Wednesday, June 16th, 2010
A correct, nutritious, attractive, and well-prepared meal for a patient requires the teamwork of the medical, nursing, and dietary services. In the hospital the dietitian translates the diet prescription into a menu and supervises the food preparation and service to the patient. If a selective menu is used, the dietary technician or nurse may help the patient to select his meals according to the diet prescription.

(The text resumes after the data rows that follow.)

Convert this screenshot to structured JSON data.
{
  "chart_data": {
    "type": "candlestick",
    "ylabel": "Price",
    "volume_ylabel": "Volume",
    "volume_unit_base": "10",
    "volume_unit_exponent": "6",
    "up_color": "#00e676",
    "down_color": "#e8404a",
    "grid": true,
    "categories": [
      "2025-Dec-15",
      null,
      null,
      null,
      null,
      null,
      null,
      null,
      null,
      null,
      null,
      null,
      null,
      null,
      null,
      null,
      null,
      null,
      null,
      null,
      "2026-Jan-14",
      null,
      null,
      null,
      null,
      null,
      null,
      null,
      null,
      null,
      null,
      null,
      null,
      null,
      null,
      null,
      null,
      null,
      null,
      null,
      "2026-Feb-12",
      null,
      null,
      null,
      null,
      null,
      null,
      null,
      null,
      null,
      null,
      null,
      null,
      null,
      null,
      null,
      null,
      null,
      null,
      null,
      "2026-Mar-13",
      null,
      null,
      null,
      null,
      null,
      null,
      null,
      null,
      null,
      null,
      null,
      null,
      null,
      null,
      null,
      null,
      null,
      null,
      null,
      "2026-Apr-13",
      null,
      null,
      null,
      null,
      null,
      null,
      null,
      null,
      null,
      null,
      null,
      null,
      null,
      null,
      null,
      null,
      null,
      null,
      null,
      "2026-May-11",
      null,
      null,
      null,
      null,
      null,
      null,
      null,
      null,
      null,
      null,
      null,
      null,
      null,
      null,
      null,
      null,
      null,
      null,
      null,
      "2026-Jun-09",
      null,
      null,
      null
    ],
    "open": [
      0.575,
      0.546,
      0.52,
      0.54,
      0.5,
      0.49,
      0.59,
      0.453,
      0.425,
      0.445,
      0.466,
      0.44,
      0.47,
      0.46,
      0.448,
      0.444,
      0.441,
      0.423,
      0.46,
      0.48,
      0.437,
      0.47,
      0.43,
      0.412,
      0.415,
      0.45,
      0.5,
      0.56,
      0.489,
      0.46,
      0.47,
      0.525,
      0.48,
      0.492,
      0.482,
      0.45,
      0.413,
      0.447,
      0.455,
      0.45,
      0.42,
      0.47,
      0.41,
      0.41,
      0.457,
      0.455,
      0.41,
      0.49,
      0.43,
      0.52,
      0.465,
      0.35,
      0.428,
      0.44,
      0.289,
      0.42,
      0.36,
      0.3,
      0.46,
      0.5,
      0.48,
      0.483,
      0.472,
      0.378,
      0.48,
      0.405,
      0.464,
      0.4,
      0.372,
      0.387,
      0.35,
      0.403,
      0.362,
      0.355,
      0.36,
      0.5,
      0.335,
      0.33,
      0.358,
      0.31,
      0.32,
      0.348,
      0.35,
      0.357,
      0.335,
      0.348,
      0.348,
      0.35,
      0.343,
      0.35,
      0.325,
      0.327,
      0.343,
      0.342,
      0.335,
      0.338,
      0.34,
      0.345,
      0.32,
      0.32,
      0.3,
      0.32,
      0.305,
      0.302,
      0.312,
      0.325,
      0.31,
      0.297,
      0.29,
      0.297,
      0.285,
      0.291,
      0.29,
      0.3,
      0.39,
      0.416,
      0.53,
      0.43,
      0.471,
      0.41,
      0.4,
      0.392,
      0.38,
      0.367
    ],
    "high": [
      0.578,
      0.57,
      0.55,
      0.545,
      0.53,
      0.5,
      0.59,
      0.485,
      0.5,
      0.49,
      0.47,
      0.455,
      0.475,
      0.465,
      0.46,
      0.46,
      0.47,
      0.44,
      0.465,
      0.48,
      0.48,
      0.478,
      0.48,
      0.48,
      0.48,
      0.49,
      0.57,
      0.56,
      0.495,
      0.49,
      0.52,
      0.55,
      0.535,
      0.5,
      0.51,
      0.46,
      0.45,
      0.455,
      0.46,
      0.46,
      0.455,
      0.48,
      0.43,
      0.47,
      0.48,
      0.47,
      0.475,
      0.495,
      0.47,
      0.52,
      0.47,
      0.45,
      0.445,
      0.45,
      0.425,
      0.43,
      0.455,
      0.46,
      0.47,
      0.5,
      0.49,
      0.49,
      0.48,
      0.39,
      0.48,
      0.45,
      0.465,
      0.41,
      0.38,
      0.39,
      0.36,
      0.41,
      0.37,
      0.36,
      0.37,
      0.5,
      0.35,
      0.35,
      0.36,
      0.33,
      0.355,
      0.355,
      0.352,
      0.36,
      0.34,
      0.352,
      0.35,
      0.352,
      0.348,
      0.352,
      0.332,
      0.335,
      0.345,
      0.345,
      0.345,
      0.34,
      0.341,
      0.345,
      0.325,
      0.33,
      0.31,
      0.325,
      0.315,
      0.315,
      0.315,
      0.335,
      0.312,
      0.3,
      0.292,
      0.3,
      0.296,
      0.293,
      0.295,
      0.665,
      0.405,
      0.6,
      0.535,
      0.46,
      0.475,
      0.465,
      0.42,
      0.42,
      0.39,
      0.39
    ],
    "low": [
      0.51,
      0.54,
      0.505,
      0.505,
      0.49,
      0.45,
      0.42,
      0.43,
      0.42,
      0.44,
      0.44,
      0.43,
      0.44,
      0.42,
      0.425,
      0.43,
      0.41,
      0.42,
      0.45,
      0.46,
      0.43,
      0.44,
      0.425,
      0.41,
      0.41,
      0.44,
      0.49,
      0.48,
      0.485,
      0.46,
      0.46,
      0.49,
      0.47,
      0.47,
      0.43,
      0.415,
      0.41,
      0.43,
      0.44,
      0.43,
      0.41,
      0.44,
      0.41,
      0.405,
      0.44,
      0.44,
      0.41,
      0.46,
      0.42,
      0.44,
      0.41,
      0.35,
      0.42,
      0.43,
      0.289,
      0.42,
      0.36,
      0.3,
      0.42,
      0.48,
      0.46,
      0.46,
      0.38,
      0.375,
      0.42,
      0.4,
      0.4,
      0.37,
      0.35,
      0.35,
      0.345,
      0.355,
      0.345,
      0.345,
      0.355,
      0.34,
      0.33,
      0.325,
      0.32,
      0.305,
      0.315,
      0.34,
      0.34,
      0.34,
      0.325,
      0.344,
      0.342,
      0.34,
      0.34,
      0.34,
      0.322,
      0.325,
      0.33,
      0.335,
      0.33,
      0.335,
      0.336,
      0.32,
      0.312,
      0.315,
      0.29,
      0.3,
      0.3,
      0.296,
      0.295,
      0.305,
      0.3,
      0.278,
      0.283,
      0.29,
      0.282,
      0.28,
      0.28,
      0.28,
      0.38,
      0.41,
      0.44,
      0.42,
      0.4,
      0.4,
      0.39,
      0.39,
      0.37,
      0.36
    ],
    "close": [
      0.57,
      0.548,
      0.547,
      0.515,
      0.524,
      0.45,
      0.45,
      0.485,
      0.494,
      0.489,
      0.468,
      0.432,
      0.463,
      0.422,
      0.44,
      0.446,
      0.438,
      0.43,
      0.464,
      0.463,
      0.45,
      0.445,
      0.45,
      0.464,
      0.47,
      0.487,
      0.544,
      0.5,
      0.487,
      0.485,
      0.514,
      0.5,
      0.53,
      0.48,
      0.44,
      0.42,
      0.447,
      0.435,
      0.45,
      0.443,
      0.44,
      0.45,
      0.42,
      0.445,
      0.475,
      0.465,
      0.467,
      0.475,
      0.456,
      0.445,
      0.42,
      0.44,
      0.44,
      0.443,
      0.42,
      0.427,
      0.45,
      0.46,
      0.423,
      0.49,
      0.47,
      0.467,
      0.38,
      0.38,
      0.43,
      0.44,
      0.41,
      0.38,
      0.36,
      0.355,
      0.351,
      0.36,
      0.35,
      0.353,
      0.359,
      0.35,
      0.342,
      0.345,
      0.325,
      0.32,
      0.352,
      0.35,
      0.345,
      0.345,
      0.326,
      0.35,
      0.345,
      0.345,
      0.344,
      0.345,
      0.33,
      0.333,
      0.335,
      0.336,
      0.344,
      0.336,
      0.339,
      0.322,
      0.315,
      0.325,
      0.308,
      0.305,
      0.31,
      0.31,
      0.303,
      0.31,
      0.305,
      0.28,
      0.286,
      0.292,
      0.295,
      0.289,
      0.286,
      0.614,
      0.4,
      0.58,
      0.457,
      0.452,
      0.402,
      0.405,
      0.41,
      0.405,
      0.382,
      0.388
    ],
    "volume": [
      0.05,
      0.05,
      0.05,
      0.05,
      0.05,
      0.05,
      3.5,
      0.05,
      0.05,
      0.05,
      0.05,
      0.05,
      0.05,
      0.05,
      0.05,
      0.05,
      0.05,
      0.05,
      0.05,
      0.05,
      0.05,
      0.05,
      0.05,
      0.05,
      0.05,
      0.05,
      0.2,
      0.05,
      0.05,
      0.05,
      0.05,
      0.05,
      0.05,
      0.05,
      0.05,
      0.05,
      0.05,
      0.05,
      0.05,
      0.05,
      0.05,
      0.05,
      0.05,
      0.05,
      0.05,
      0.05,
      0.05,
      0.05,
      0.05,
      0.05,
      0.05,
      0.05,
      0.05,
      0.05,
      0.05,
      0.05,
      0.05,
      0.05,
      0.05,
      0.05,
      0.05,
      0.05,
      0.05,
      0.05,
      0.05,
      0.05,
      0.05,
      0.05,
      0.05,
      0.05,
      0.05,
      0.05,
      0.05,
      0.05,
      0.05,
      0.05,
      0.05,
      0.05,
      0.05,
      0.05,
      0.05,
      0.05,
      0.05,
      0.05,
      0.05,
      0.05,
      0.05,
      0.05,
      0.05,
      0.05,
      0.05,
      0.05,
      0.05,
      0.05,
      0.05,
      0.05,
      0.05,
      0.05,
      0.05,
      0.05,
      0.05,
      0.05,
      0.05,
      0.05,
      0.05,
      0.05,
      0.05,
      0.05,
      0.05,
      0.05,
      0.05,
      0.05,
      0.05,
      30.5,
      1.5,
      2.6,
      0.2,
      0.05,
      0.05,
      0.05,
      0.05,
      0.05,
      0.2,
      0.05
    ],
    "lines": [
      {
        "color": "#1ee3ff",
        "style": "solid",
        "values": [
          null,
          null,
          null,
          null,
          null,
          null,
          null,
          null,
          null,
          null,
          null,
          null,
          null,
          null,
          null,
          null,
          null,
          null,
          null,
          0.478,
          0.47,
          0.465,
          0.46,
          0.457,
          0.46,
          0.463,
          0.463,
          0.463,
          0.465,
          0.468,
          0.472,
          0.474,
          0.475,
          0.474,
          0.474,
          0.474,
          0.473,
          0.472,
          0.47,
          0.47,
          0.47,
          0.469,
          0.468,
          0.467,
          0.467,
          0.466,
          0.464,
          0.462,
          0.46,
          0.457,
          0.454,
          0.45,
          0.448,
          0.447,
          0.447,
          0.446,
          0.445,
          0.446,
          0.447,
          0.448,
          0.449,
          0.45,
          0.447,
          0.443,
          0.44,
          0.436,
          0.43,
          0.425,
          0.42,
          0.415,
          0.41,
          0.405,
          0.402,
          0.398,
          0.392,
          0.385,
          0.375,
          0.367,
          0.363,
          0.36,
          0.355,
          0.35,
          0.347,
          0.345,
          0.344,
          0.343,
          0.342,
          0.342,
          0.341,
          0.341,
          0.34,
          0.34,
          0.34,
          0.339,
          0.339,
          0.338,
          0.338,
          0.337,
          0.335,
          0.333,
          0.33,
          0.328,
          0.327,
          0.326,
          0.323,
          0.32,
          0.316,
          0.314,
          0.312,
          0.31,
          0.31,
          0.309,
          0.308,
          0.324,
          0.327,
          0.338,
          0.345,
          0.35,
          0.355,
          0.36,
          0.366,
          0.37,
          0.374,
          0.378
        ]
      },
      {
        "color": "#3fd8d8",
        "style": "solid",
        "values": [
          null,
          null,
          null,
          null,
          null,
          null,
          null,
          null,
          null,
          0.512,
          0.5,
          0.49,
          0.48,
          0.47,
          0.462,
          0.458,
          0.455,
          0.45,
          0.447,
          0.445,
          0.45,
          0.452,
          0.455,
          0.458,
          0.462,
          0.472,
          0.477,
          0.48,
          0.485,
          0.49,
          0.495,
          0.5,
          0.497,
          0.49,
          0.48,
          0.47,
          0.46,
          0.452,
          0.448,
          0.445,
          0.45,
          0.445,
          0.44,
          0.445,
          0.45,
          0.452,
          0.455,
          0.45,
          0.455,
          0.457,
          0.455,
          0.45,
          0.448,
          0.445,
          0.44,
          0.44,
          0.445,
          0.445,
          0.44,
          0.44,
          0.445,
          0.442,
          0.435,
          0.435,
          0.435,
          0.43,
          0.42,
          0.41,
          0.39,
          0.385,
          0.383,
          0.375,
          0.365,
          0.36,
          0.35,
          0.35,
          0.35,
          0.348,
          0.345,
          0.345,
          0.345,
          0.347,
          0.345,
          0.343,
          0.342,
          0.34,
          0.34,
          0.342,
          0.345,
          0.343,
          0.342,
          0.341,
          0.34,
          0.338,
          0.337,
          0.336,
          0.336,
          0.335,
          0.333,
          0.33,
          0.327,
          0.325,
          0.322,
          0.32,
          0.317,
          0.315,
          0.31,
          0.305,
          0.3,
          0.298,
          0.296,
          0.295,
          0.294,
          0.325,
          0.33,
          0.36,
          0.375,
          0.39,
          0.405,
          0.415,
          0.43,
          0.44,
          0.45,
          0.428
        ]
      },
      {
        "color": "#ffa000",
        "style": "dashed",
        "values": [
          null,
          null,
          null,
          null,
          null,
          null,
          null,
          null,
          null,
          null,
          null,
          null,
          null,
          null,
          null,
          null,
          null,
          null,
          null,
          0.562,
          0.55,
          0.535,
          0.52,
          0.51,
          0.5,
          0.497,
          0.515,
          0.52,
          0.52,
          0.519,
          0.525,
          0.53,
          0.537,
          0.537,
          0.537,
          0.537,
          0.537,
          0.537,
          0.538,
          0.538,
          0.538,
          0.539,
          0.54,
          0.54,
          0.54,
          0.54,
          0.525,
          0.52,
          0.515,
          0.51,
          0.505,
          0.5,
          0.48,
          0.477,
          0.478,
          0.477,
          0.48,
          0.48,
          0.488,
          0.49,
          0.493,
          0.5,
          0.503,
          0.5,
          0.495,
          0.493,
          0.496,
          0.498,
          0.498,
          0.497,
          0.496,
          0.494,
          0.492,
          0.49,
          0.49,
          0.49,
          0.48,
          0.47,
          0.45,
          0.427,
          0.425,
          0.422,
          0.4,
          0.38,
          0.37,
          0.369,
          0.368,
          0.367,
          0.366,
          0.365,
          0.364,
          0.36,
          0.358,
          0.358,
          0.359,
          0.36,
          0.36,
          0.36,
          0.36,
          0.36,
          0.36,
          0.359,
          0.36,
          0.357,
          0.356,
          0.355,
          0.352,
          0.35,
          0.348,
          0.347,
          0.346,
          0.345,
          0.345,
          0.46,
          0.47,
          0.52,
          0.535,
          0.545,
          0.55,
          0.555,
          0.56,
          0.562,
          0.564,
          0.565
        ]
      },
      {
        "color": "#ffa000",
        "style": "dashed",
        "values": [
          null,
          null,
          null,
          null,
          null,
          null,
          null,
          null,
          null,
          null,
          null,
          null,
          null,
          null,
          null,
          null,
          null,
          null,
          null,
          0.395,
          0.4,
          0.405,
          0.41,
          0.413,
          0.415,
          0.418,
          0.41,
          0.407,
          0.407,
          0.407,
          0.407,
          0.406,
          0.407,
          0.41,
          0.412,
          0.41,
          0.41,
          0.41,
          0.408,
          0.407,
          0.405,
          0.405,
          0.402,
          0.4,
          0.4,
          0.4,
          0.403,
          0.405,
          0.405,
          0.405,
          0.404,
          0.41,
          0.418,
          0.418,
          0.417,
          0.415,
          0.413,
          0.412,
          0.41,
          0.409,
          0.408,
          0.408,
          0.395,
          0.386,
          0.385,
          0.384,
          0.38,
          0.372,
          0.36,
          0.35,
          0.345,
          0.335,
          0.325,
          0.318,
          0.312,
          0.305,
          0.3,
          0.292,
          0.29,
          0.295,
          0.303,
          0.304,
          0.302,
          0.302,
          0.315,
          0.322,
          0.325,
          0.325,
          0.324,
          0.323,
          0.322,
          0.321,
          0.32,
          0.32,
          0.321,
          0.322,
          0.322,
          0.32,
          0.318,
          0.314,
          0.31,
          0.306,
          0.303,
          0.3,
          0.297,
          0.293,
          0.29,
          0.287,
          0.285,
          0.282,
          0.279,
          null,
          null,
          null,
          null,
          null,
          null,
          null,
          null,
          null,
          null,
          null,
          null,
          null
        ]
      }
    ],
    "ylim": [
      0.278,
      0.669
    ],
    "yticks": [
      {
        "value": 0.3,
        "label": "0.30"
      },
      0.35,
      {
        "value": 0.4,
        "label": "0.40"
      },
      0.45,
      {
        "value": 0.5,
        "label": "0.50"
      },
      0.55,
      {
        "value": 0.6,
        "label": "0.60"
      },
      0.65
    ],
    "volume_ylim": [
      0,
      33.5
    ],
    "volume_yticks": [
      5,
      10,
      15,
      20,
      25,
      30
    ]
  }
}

The nurse has the most continual direct contact with the patient and makes certain that he receives and consumes his meals under the best circumstances. As a nurse you would expect to prepare the patient for his meals so that his tray can be served as soon as it arrives. Perhaps you may need to feed him. Helping the patient to accept his diet by giving encouragement and praise is a decided contribution. This also means that you avoid criticism if he is not eating well or pity because the diet is one you would not like very much.
Observing, listening, and reporting are three important functions performed by the nurse in nutritional care. How well the patient eats his food, what kinds and amounts of food are refused, and the patient’s attitude toward his food are readily determined. You are more likely than anyone else to observe problems such as these: poorly fitting dentures and inability to chew; a sore mouth and pain when acid juices are taken; arthritic fingers that make it difficult to cut up food; portions that are too large for some elderly persons or too small for teen-agers; difficulty in breathing so that eating a large meal at one time is not possible; between-meal feedings interfering with the appetite for the meals; fatigue and poor appetite at the end of the day; and many others.
By listening you show your general interest in and your understanding of the patient, and help him to express his feelings and perhaps to “blow off steam.” You begin to learn that some foods are favorites, others are thoroughly disliked, and still others cannot be eaten because of religious beliefs. You become aware of what food means to the patient, and what concerns the patient may have about the diet he will have when at home.
Acting upon your information is essential to the best care of the patient. Sometimes it is direct action on your part. More often it involves reporting to the nursing supervisor, dietitian, or physician, depending upon the circumstances.